If one person dedicates his life to helping the poor, or another gives away all his wealth to charity – you can always argue that they ‘got something’ in return from their actions.

This is the ‘transactional’ view – the belief that people don’t do things for nothing, that they would derive some value, in whatever form, from their actions.

Perhaps they wanted attention and applause, perhaps they believed they received spiritual blessings, or maybe they simply felt good.

Can I really act without incentive, when my very existence is driven by and dependent on it?

Eat when you’re hungry, drink when you’re thirsty, sleep when you’re tired – hunger, thirst, tiredness are all ‘incentives’ to do something. To expect actions to be free of incentive is to ask too much.

Expectation

Which is not to say that I think Jiddu Krishnamurti’s words are mistaken; on the contrary. It’s only a minor quibble, perhaps pedantic and of no relevance to the main idea, that the word is expectation, not incentive.

It’s more worthwhile to ask – can there be action without expectation?

The difference is that expectation implies a dependency on someone else for making your action ‘worth it’; an incentive doesn’t.

More simply – if I go out of my way to help a friend at considerable discomfort, and he doesn’t even acknowledge it, let alone express any gratefulness – do I need to feel hurt, to ‘regret’ helping him out, to tell myself I should never make that ‘mistake’ again?
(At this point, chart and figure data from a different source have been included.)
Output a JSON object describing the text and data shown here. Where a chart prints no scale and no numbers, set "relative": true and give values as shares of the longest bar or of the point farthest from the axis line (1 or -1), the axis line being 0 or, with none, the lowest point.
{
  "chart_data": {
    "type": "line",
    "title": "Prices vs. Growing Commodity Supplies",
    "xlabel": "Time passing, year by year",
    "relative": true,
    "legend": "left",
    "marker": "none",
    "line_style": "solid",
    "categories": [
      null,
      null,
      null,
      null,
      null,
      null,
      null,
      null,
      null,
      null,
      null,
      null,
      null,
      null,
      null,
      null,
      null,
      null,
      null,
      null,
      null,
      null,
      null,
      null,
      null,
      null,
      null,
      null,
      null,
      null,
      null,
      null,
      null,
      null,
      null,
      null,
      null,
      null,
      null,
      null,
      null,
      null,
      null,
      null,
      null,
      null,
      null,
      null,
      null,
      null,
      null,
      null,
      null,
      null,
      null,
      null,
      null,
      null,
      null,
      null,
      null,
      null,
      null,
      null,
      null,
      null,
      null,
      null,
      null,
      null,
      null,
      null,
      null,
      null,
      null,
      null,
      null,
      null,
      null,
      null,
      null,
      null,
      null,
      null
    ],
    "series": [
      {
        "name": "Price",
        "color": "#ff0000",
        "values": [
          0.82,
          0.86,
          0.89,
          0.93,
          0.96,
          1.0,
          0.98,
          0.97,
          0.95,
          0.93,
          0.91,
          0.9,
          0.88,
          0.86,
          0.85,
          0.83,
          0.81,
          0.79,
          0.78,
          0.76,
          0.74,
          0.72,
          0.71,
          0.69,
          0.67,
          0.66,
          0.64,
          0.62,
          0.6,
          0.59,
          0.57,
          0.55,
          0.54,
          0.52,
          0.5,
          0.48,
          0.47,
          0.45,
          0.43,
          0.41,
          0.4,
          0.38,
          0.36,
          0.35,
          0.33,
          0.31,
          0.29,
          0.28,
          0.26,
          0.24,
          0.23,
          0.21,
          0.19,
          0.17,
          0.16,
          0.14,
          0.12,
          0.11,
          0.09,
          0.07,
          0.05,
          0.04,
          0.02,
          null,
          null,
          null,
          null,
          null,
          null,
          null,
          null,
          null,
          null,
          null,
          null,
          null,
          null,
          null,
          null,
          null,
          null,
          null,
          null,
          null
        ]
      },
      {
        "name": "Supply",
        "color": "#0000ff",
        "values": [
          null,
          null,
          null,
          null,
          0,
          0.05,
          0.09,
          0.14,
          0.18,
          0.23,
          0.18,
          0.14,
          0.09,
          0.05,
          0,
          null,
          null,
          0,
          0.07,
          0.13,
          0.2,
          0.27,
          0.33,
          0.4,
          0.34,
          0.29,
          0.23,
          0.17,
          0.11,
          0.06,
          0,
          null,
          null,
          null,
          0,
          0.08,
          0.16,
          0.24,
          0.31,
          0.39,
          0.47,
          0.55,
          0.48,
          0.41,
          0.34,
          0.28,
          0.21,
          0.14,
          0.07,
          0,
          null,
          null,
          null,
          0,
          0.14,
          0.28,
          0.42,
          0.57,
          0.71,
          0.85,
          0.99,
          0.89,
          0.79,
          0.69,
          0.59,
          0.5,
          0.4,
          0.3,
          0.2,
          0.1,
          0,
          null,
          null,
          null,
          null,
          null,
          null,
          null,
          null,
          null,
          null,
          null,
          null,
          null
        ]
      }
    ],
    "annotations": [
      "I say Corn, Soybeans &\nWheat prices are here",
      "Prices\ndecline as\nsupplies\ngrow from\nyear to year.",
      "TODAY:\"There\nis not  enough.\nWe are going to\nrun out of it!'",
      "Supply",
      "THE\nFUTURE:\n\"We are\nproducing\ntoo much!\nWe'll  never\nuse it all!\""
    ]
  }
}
If I do feel that way, it’s because of expectations, not incentives.

You can help someone, and yet derive some value, perhaps mental or spiritual, even without receiving any thanks from them – that is not expectation, even if there is incentive.

Expectation is a specific case of incentive – when I want someone to reciprocate in some way and they don’t.

Expectation is the incentive of reciprocation by the receiver in some form.

Transaction

If I offer you my friendship and you turn away, am I not hurt? Is that feeling of being hurt the outcome of friendship, of generosity, of sympathy? Surely, as long as I feel hurt, as long as there is fear, as long as I help you hoping that you may help me—which is called service—there is no love.

People tend to associate the word ‘service’ with charity or help rather than ‘business’ or ‘work’, although it applies to those as well; to avoid that I’ll replace it with ‘transaction’, which is the context here.

A transaction by definition involves an exchange – something given in return for something else. From a party’s point of view – doing something for payment.

A payment can be anything, not just money, goods or services – words, deeds, emotions, anything.

If I expected gratefulness from someone I helped – it’s not really ‘help’, but a transaction, a service, which someone pays for – not in money, but a different currency – grateful words and actions.

Following the idea to its logical conclusion, the difference between sentiments like friendship, generosity, caring, love and ‘service’ or ‘transaction’ is whether you expect someone to pay you – in whatever form – for what you did.

Which tells me that when I do something, it might help to ask – “Is this a transaction”? In other words, am I expecting someone to do something because I’m doing this for them?

And if yes, then to dress it up as virtue – as caring, as helpfulness, as love or friendship or any such goodness, is deceit.